No matter. Now we are poised for an even greater change in the scheme of things, and that is the end of the PowerPC, and the beginning of the Intel Inside era. You used to laugh at that silly Intel stinger on a Dell or Gateway commercial. Who really cares, and, besides, doesn’t the PowerPC smoke the Pentium in virtually every single benchmark? Besides, aren’t those Pentiums too hot anyway?

But the truth was really out there for quite some time now, only we didn’t see it, or didn’t want to see it. Steve Jobs wanted to have options, and so there was a parallel development of Mac OS X on Intel processors, just in case. Motorola and its processor spin-off, Freescale, were perennially late to the party in delivering faster chips in sufficient qualities to Apple. With the arrival of the G5 from IBM, Steve Jobs said things would be different, that we’d see a 3GHz version by the summer of 2004.

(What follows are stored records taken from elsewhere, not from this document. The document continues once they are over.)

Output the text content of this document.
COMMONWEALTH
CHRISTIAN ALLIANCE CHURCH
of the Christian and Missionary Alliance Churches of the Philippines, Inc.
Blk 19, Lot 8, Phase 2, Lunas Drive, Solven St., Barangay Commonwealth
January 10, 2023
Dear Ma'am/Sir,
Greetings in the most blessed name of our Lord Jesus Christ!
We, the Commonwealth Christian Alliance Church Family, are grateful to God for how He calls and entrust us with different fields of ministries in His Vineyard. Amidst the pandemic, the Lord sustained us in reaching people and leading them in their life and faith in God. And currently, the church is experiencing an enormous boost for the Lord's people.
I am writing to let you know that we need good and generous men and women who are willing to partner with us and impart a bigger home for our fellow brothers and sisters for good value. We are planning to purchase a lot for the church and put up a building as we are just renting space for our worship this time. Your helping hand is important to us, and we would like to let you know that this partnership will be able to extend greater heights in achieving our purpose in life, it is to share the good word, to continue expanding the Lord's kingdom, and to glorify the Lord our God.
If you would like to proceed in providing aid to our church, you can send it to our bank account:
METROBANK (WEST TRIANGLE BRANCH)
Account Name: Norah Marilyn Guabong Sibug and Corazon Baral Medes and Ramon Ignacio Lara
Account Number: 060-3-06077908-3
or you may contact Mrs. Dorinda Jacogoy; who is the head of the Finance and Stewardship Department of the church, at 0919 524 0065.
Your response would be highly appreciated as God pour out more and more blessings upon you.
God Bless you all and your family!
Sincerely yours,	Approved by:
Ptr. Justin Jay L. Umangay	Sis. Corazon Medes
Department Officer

Instead, the chips didn’t scale up near as fast as expected, and getting them in sufficient quantities remained difficult. The fastest Macs now require liquid cooling systems to keep the processors from frying, and putting a G5 in a PowerBook remains the “mother of all thermal challenges.” At the same time, Intel has continued to tame its Pentium to deliver high performance with low power consumption in a laptop computer.

By the end of 2007, all new Macs will have Intel processors. If all goes as planned, they will have all the advanced features you expect, such as dual cores, superb performance, low power consumption, and they will ship on time, in sufficient quantities to build all the computers Apple can sell. If Steve Jobs is even half right in his promises during Monday’s keynote, developers will be able to build Universal Binaries, software that supports the PowerPC and Pentium, in days, weeks or perhaps a few months at most. Mac OS X will still be Mac OS X. It will look the same, and it will run only on Apple’s computers. Despite all the changes inside, the Mac will still be a Mac, and that won’t change for a long, long time.